昨年観た「天邪鬼」に続いて、二度目の、横浜国立大学の劇研、三日月座。前回の作品が良かったのもあるのだけれど、それ以上にMCRの「あの部屋が燃えろ」を上演するから。チラシがTwitterに流れてきて、思わず2度見した。びっくりした。いや、これ大学の劇研がやるのか・・・。作者の櫻井智也から、「上演許可出しました」なんてツイートも流れてくる。そもそもMCRの作品を、MCR以外がやるのって、聞いた事がない。・・・まだMCRのファンになって日が浅いので、私が知らないだけかもしれないけれど。とにかく、ものすごく難度が高いんじゃないかなぁ、と思ったのと。とはいえ、やっぱり観たいなぁ、というのが日に日に強くなった。
大学のサークル部屋みたいなところを小屋にして、その中に組まれた、アパートの一室。隣の部屋との薄い壁。貫通してくるドリル。変なところから出入りする扉。開場して入って、かなり期待値高まる。MCRの公演はOFF、OFFで観たけれど。正にあの時の記憶がよみがえる。
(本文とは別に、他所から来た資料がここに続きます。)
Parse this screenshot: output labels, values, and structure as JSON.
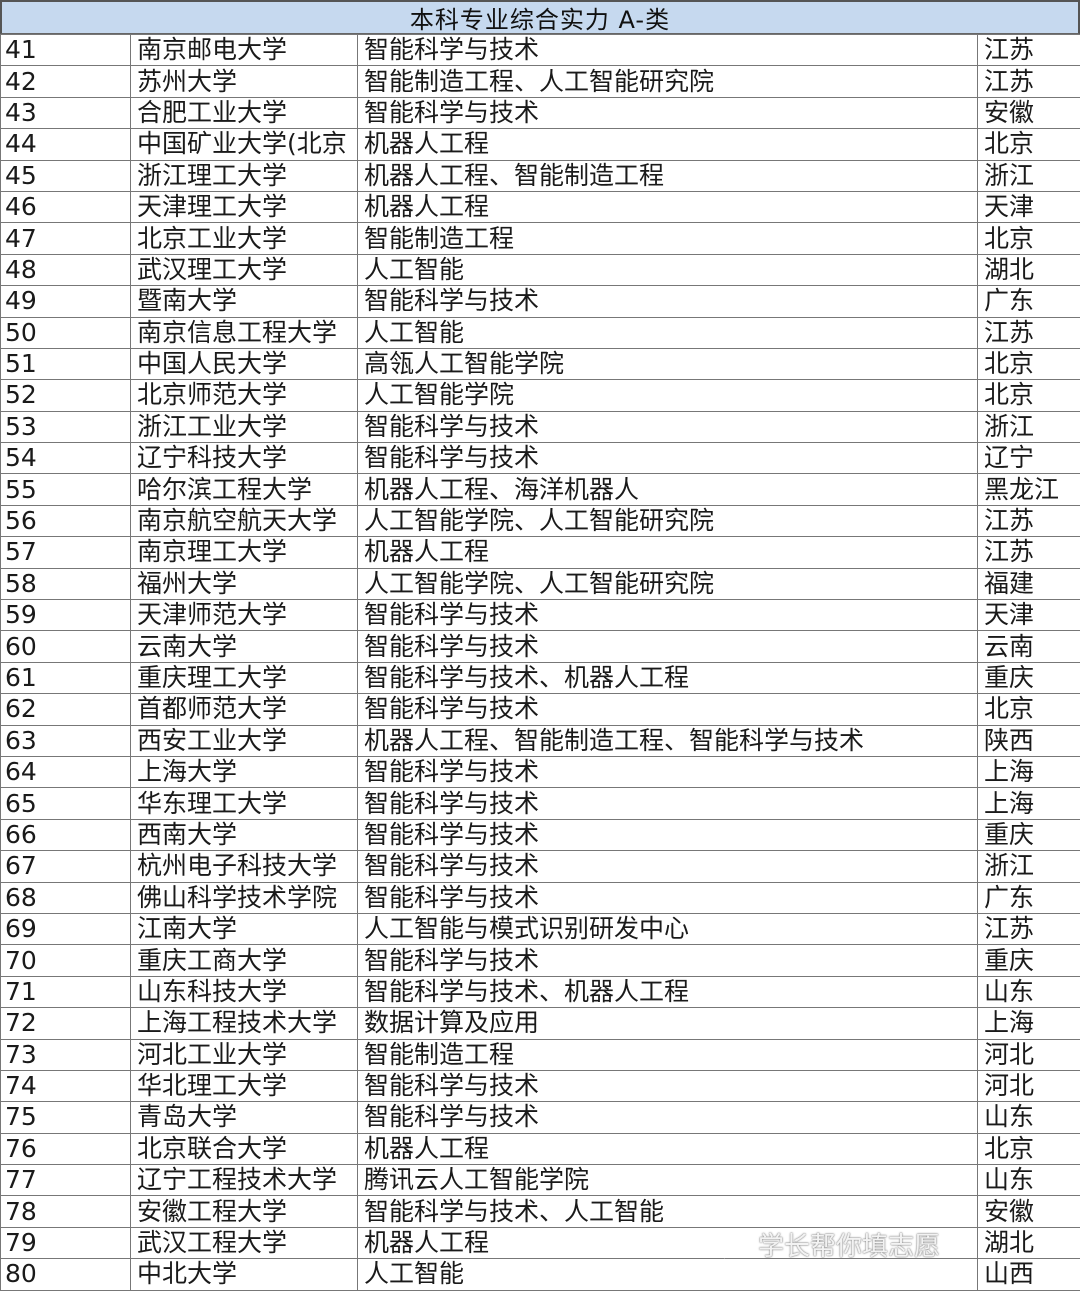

MCRの作品、他の団体が創ることに難易度の高さを感じるのは、本家MCRの感想にも書いているけれど、何よりも、登場人物の名前が役者本人の名前と同一であること。智くんこと櫻井智也、澤くんこと澤唯ほか、みんな役者の実名で、何よりも物語の中に、自伝的な要素がたくさんな事。要は、(当たり前だけれど)MCRが作ることをかなり大前提に作られた脚本だと思う。
今回、役名は、もとの作品から変更がなかった。要は、澤だったり櫻井だったりという「役名の役」が、三日月座のメンバにーよって演じられる。正直なところ最初はちょっと違和感があって、飛鳥が「智くん」と呼ぶたびに、どうしても櫻井智也の、あの舞台で最後に手を振る笑顔が、瞼の中で重なってしまう。脚本上何らかの指定があるのかもしれないし、あるいは三日月座の役者の本名をあてること検討して止めたのかもしれないけれど(勝手な想像だけど)、やっぱり物語の意味を考えると、演じている役者自身の名前をあてる方が、しっくりくるような気がする。それ故、瞼の中の「智くん」のイメージが消えることは無かったけれど、後半に進むにつれて、丁寧に丁寧に描かれているからか、「智くん」がちらつきつつも、一つ別のバージョンの物語として受け入れられるようになってくる。
櫻井智也という作家が凄いのは、自分自身の事を投影している感が強いこの物語・・・日栄の励ましも、澤の少し引いた感覚も、自分のまわりを余すところなく、正にえぐるように、身も蓋もなく自分自身で書いてしまう事で。それが、他の劇団、他の座組で演じられる事で、櫻井智也が自ら世界を描くときには、絶対にたどり着けない、少しひねる、ツイストする視点てで観れたんだろうなぁ・・・と。役名の事は別にしても、櫻井智也の、MCRの世界観が炸裂してたなぁ…というのを、観終わった後の後味として強烈に感じた時間だった。